Pipelines let you ingest real-time data streams, such as click events on a website, or logs from a service. You can send data to a Pipeline from a Worker, or via HTTP. Pipelines handle batching requests and scales in response to your workload. Finally, Pipelines deliver the output into R2 as JSON files, automatically handling partitioning and compression for efficient querying.

By following this guide, you will:

  1. Create your first Pipeline.
  2. Connect it to your R2 bucket.
  3. Post data to it via HTTP.
  4. Verify the output file written to R2.

Prerequisites

To use Pipelines, you will need:

  1. Sign up for a Cloudflare account.
  2. Install Node.js.

Node.js version manager

Use a Node version manager like Volta or nvm to avoid permission issues and change Node.js versions. Wrangler, discussed later in this guide, requires a Node version of 16.17.0 or later.

1. Set up an R2 bucket

Pipelines let you ingest records in real time, and load them into an R2 bucket. Create a bucket by following the get started guide for R2. Save the bucket name for the next step.

2. Create a Pipeline

To create a Pipeline using Wrangler, run the following command in a terminal, and specify:

  • The name of your Pipeline
  • The name of the R2 bucket you created in step 1
Terminal window
npx wrangler pipelines create [PIPELINE-NAME] --r2-bucket [R2-BUCKET-NAME] --batch-max-seconds 5 --compression none

After running this command, you'll be prompted to authorize Cloudflare Workers Pipelines to create R2 API tokens on your behalf. These tokens are required by your Pipeline. Your Pipeline uses the tokens when loading data into your bucket. You can approve the request through the browser link which will open automatically.

If you prefer not to authenticate this way, you may pass your R2 API Tokens to Wrangler:

Terminal window
npx wrangler pipelines create [PIPELINE-NAME] --r2 [R2-BUCKET-NAME] --r2-access-key-id [ACCESS-KEY-ID] --r2-secret-access-key [SECRET-ACCESS-KEY]
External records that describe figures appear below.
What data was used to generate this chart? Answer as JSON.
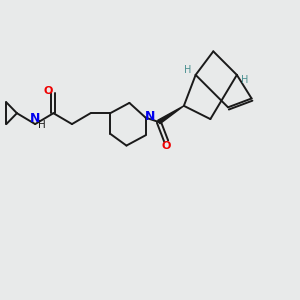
{
  "bg_color": "#e8eaea",
  "bond_color": "#1a1a1a",
  "nitrogen_color": "#0000ee",
  "oxygen_color": "#ee0000",
  "stereo_h_color": "#4a9090",
  "text_color": "#1a1a1a",
  "figsize": [
    3.0,
    3.0
  ],
  "dpi": 100,
  "xlim": [
    0,
    10
  ],
  "ylim": [
    0,
    10
  ]
}
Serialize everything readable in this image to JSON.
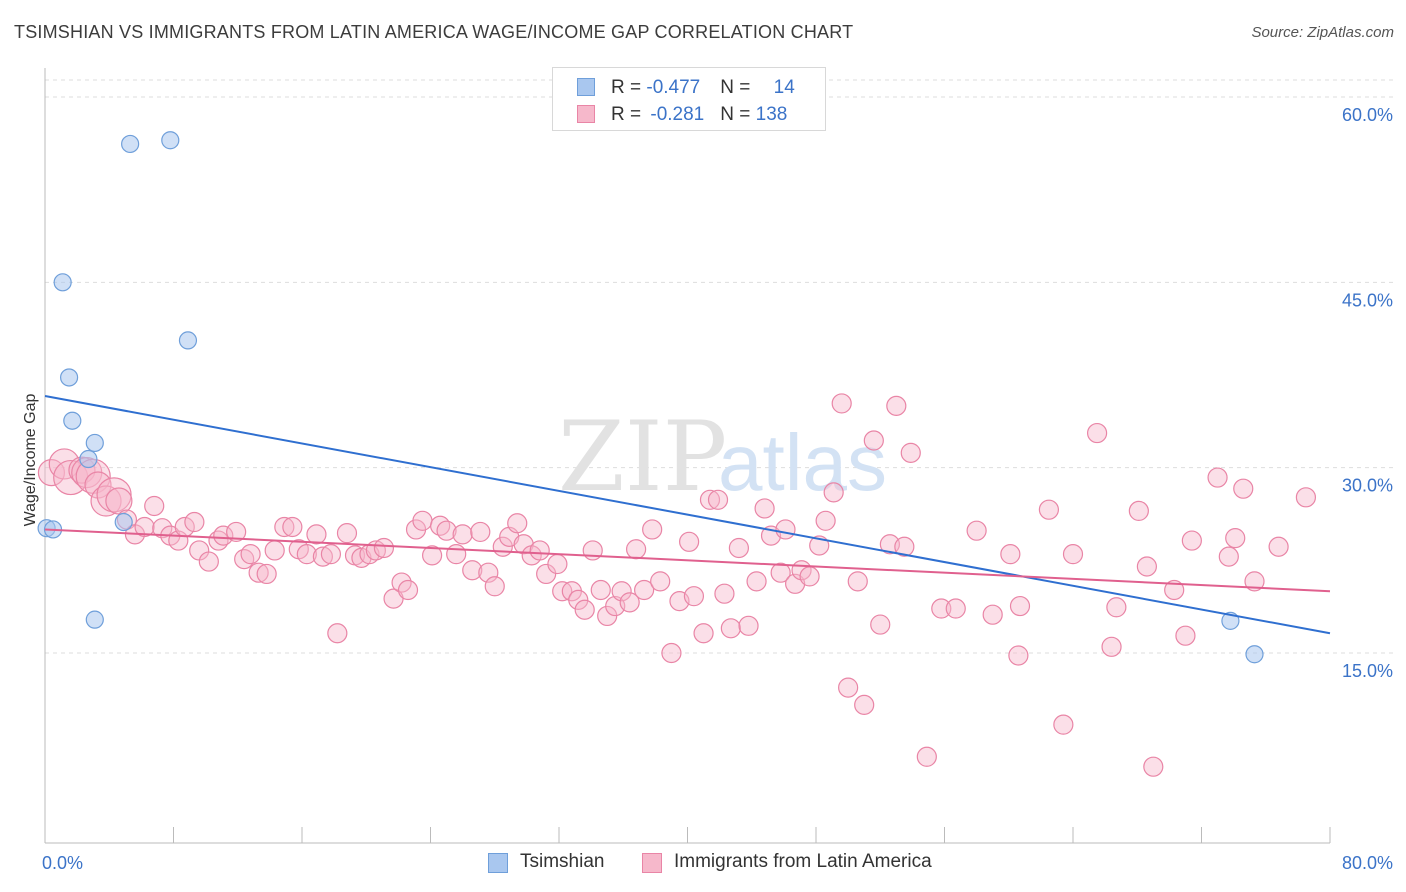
{
  "title": "TSIMSHIAN VS IMMIGRANTS FROM LATIN AMERICA WAGE/INCOME GAP CORRELATION CHART",
  "source": "Source: ZipAtlas.com",
  "legend_top": {
    "rows": [
      {
        "r_label": "R = ",
        "r_value": "-0.477",
        "n_label": "N = ",
        "n_value": "14"
      },
      {
        "r_label": "R = ",
        "r_value": "-0.281",
        "n_label": "N = ",
        "n_value": "138"
      }
    ]
  },
  "legend_bottom": {
    "series1": "Tsimshian",
    "series2": "Immigrants from Latin America"
  },
  "colors": {
    "blue_fill": "#a9c7ef",
    "blue_stroke": "#6f9fda",
    "blue_line": "#2f6fd0",
    "pink_fill": "#f6b8cb",
    "pink_stroke": "#e985a6",
    "pink_line": "#e0608e",
    "axis_text": "#3b73c8",
    "grid": "#dddddd"
  },
  "chart_data": {
    "type": "scatter",
    "title": "TSIMSHIAN VS IMMIGRANTS FROM LATIN AMERICA WAGE/INCOME GAP CORRELATION CHART",
    "xlabel": "",
    "ylabel": "Wage/Income Gap",
    "xlim": [
      0,
      80
    ],
    "ylim": [
      0,
      60
    ],
    "x_tick_labels": [
      "0.0%",
      "80.0%"
    ],
    "y_tick_labels": [
      "15.0%",
      "30.0%",
      "45.0%",
      "60.0%"
    ],
    "y_ticks": [
      15,
      30,
      45,
      60
    ],
    "grid": true,
    "legend_position": "top-center",
    "watermark": {
      "zip": "ZIP",
      "atlas": "atlas"
    },
    "series": [
      {
        "name": "Tsimshian",
        "color": "#a9c7ef",
        "R": -0.477,
        "N": 14,
        "trend": {
          "x": [
            0,
            80
          ],
          "y": [
            35.8,
            16.6
          ]
        },
        "points": [
          [
            0.1,
            25.1
          ],
          [
            0.5,
            25.0
          ],
          [
            1.1,
            45.0
          ],
          [
            1.5,
            37.3
          ],
          [
            1.7,
            33.8
          ],
          [
            2.7,
            30.7
          ],
          [
            3.1,
            32.0
          ],
          [
            3.1,
            17.7
          ],
          [
            4.9,
            25.6
          ],
          [
            5.3,
            56.2
          ],
          [
            7.8,
            56.5
          ],
          [
            8.9,
            40.3
          ],
          [
            73.8,
            17.6
          ],
          [
            75.3,
            14.9
          ]
        ]
      },
      {
        "name": "Immigrants from Latin America",
        "color": "#f6b8cb",
        "R": -0.281,
        "N": 138,
        "trend": {
          "x": [
            0,
            80
          ],
          "y": [
            25.0,
            20.0
          ]
        },
        "points": [
          [
            0.4,
            29.6
          ],
          [
            1.2,
            30.3
          ],
          [
            1.6,
            29.2
          ],
          [
            2.3,
            29.8
          ],
          [
            2.6,
            29.6
          ],
          [
            3.0,
            29.3
          ],
          [
            3.3,
            28.6
          ],
          [
            3.8,
            27.3
          ],
          [
            4.3,
            27.8
          ],
          [
            4.6,
            27.3
          ],
          [
            5.1,
            25.8
          ],
          [
            5.6,
            24.6
          ],
          [
            6.2,
            25.2
          ],
          [
            6.8,
            26.9
          ],
          [
            7.3,
            25.1
          ],
          [
            7.8,
            24.5
          ],
          [
            8.3,
            24.1
          ],
          [
            8.7,
            25.2
          ],
          [
            9.3,
            25.6
          ],
          [
            9.6,
            23.3
          ],
          [
            10.2,
            22.4
          ],
          [
            10.8,
            24.1
          ],
          [
            11.1,
            24.5
          ],
          [
            11.9,
            24.8
          ],
          [
            12.4,
            22.6
          ],
          [
            12.8,
            23.0
          ],
          [
            13.3,
            21.5
          ],
          [
            13.8,
            21.4
          ],
          [
            14.3,
            23.3
          ],
          [
            14.9,
            25.2
          ],
          [
            15.4,
            25.2
          ],
          [
            15.8,
            23.4
          ],
          [
            16.3,
            23.0
          ],
          [
            16.9,
            24.6
          ],
          [
            17.3,
            22.8
          ],
          [
            17.8,
            23.0
          ],
          [
            18.2,
            16.6
          ],
          [
            18.8,
            24.7
          ],
          [
            19.3,
            22.9
          ],
          [
            19.7,
            22.7
          ],
          [
            20.2,
            23.0
          ],
          [
            20.6,
            23.3
          ],
          [
            21.1,
            23.5
          ],
          [
            21.7,
            19.4
          ],
          [
            22.2,
            20.7
          ],
          [
            22.6,
            20.1
          ],
          [
            23.1,
            25.0
          ],
          [
            23.5,
            25.7
          ],
          [
            24.1,
            22.9
          ],
          [
            24.6,
            25.3
          ],
          [
            25.0,
            24.9
          ],
          [
            25.6,
            23.0
          ],
          [
            26.0,
            24.6
          ],
          [
            26.6,
            21.7
          ],
          [
            27.1,
            24.8
          ],
          [
            27.6,
            21.5
          ],
          [
            28.0,
            20.4
          ],
          [
            28.5,
            23.6
          ],
          [
            28.9,
            24.4
          ],
          [
            29.4,
            25.5
          ],
          [
            29.8,
            23.8
          ],
          [
            30.3,
            22.9
          ],
          [
            30.8,
            23.3
          ],
          [
            31.2,
            21.4
          ],
          [
            31.9,
            22.2
          ],
          [
            32.2,
            20.0
          ],
          [
            32.8,
            20.0
          ],
          [
            33.2,
            19.3
          ],
          [
            33.6,
            18.5
          ],
          [
            34.1,
            23.3
          ],
          [
            34.6,
            20.1
          ],
          [
            35.0,
            18.0
          ],
          [
            35.5,
            18.8
          ],
          [
            35.9,
            20.0
          ],
          [
            36.4,
            19.1
          ],
          [
            36.8,
            23.4
          ],
          [
            37.3,
            20.1
          ],
          [
            37.8,
            25.0
          ],
          [
            38.3,
            20.8
          ],
          [
            39.0,
            15.0
          ],
          [
            39.5,
            19.2
          ],
          [
            40.1,
            24.0
          ],
          [
            40.4,
            19.6
          ],
          [
            41.0,
            16.6
          ],
          [
            41.4,
            27.4
          ],
          [
            41.9,
            27.4
          ],
          [
            42.3,
            19.8
          ],
          [
            42.7,
            17.0
          ],
          [
            43.2,
            23.5
          ],
          [
            43.8,
            17.2
          ],
          [
            44.3,
            20.8
          ],
          [
            44.8,
            26.7
          ],
          [
            45.2,
            24.5
          ],
          [
            45.8,
            21.5
          ],
          [
            46.1,
            25.0
          ],
          [
            46.7,
            20.6
          ],
          [
            47.1,
            21.7
          ],
          [
            47.6,
            21.2
          ],
          [
            48.2,
            23.7
          ],
          [
            48.6,
            25.7
          ],
          [
            49.1,
            28.0
          ],
          [
            49.6,
            35.2
          ],
          [
            50.0,
            12.2
          ],
          [
            50.6,
            20.8
          ],
          [
            51.0,
            10.8
          ],
          [
            51.6,
            32.2
          ],
          [
            52.0,
            17.3
          ],
          [
            52.6,
            23.8
          ],
          [
            53.0,
            35.0
          ],
          [
            53.5,
            23.6
          ],
          [
            53.9,
            31.2
          ],
          [
            54.9,
            6.6
          ],
          [
            55.8,
            18.6
          ],
          [
            56.7,
            18.6
          ],
          [
            58.0,
            24.9
          ],
          [
            59.0,
            18.1
          ],
          [
            60.1,
            23.0
          ],
          [
            60.6,
            14.8
          ],
          [
            60.7,
            18.8
          ],
          [
            62.5,
            26.6
          ],
          [
            63.4,
            9.2
          ],
          [
            64.0,
            23.0
          ],
          [
            65.5,
            32.8
          ],
          [
            66.4,
            15.5
          ],
          [
            66.7,
            18.7
          ],
          [
            68.1,
            26.5
          ],
          [
            68.6,
            22.0
          ],
          [
            69.0,
            5.8
          ],
          [
            70.3,
            20.1
          ],
          [
            71.0,
            16.4
          ],
          [
            71.4,
            24.1
          ],
          [
            73.0,
            29.2
          ],
          [
            73.7,
            22.8
          ],
          [
            74.1,
            24.3
          ],
          [
            74.6,
            28.3
          ],
          [
            75.3,
            20.8
          ],
          [
            76.8,
            23.6
          ],
          [
            78.5,
            27.6
          ]
        ]
      }
    ]
  }
}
When choosing a name for your Pipeline:

  1. Ensure it is descriptive and relevant to the type of events you intend to ingest. You cannot change the name of the Pipeline after creating it.
  2. Pipeline names must be between 1 and 63 characters long.
  3. The name cannot contain special characters outside dashes (-).
  4. The name must start and end with a letter or a number.

You'll notice that we have set two optional flags while creating the pipeline: --batch-max-seconds and --compression. We've added these flags to make it faster for you to see the output of your first Pipeline. For production use cases, we recommend keeping the default settings.
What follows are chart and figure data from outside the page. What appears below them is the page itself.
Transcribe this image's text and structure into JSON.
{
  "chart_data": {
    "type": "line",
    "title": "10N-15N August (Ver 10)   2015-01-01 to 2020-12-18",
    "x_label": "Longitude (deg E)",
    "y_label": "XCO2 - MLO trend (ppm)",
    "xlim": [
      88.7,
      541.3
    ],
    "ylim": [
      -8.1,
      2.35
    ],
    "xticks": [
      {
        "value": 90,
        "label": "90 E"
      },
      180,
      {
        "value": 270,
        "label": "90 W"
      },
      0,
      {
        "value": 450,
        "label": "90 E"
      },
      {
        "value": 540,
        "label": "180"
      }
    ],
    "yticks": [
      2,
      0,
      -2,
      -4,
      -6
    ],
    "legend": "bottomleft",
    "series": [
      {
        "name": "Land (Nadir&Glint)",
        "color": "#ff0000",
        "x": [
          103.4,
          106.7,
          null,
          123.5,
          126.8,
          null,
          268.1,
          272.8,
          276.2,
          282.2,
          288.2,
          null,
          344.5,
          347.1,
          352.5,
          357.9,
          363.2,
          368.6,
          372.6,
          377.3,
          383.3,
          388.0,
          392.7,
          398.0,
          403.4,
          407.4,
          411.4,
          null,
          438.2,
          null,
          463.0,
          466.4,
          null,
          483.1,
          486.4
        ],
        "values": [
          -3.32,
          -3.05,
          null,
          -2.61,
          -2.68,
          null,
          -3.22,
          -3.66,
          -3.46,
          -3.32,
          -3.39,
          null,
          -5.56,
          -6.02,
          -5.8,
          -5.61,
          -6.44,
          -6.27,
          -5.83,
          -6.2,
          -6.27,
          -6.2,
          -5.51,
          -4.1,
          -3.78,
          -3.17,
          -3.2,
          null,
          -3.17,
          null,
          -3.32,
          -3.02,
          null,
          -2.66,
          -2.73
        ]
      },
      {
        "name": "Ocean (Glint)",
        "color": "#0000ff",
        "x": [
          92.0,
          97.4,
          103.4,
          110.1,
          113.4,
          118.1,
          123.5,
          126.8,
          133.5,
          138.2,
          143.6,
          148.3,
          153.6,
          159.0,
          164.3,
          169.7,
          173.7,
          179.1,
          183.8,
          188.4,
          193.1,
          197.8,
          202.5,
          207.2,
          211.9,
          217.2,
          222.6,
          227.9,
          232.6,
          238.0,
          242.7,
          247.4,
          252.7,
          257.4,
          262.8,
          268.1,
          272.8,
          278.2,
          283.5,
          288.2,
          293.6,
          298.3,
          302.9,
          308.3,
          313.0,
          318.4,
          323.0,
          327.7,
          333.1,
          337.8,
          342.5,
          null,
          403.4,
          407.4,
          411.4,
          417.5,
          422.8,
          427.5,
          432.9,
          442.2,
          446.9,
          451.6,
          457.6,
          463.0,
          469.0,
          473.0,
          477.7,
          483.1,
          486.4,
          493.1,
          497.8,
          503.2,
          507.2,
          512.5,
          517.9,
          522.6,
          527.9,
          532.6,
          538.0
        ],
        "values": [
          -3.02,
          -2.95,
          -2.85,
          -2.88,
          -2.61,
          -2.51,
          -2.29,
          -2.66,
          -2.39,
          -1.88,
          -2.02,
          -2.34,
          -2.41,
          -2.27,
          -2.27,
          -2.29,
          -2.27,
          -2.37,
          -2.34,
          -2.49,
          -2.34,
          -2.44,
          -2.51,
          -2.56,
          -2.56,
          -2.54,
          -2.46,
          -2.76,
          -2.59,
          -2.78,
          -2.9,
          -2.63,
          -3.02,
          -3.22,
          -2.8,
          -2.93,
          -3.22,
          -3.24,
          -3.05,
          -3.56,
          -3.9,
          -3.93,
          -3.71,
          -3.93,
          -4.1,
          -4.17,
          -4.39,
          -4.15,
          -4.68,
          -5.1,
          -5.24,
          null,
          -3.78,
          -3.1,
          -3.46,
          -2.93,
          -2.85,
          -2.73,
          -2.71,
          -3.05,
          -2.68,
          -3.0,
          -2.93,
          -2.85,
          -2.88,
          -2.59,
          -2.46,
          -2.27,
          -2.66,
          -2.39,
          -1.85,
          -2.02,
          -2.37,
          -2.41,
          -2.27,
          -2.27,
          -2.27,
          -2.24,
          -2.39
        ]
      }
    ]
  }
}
Once you create your Pipeline, you will receive a HTTP endpoint which you can post data to. You should see output as shown below:

🌀 Authorizing R2 bucket "[R2-BUCKET-NAME]"
Opening a link in your default browser: https://oauth.pipelines.cloudflare.com/oauth/login?accountId=<ACCOUNT_ID>&bucketName=[R2-BUCKET-NAME]&pipelineName=[PIPELINE-NAME]
🌀 Checking access to R2 bucket "[R2-BUCKET-NAME]"
🌀 Creating Pipeline named "[PIPELINE-NAME]"
Successfully created Pipeline "[PIPELINE-NAME]" with id [PIPELINE-ID]
🎉 You can now send data to your Pipeline!
To start interacting with this Pipeline from a Worker, open your Worker’s config file and add the following binding configuration:
{
"pipelines": [
{
"pipeline": "[PIPELINE-NAME]",
"binding": "PIPELINE"
}
]
}
Send data to your Pipeline's HTTP endpoint:
curl "https://<PIPELINE_ID>.pipelines.cloudflare.com" -d '[{"foo": "bar"}]
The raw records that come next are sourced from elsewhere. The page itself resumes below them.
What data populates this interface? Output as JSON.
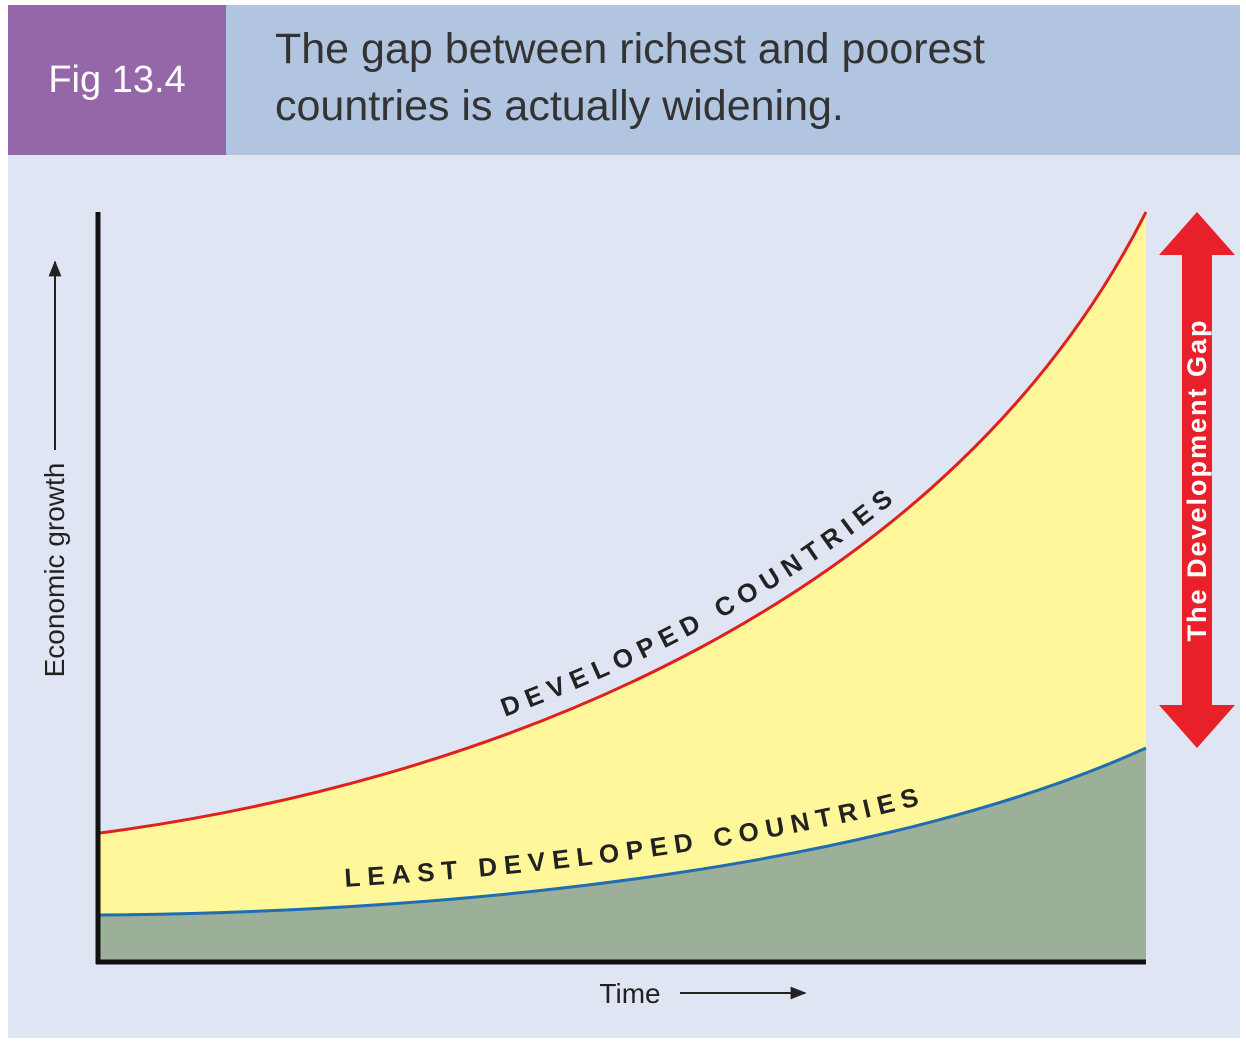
{
  "header": {
    "figure": "Fig 13.4",
    "title_lines": [
      "The gap between richest and poorest",
      "countries is actually widening."
    ]
  },
  "diagram": {
    "upper_curve_label": "DEVELOPED COUNTRIES",
    "lower_curve_label": "LEAST DEVELOPED COUNTRIES",
    "gap_label": "The Development Gap",
    "y_axis_label": "Economic growth",
    "x_axis_label": "Time"
  }
}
3. Post data to your pipeline

Use a curl command in your terminal to post an array of JSON objects to the endpoint you received in step 1.

Terminal window
curl -H "Content-Type:application/json" \
-d '[{"account_id":"test", "other_data": "test"},{"account_id":"test","other_data": "test2"}]' \
<HTTP-endpoint>

Once the Pipeline successfully accepts the data, you will receive a success message.

Pipelines handle batching the data, so you can continue posting data to the Pipeline. Once a batch is filled up, the data will be partitioned by date, and written to your R2 bucket.

4. Verify in R2

Go to the R2 bucket you created in step 1 via the Cloudflare dashboard. You should see a prefix for today's date. Click through, and you will see a file created containing the JSON data you posted in step 3. You will be able to preview the file, and verify that the data you posted in step 2 is present in the file.

Summary

By completing this guide, you have:

  • Created a Pipeline
  • Connected the Pipeline with an R2 bucket as destination.
  • Posted data to the R2 bucket via HTTP.
  • Verified the output in the R2 bucket.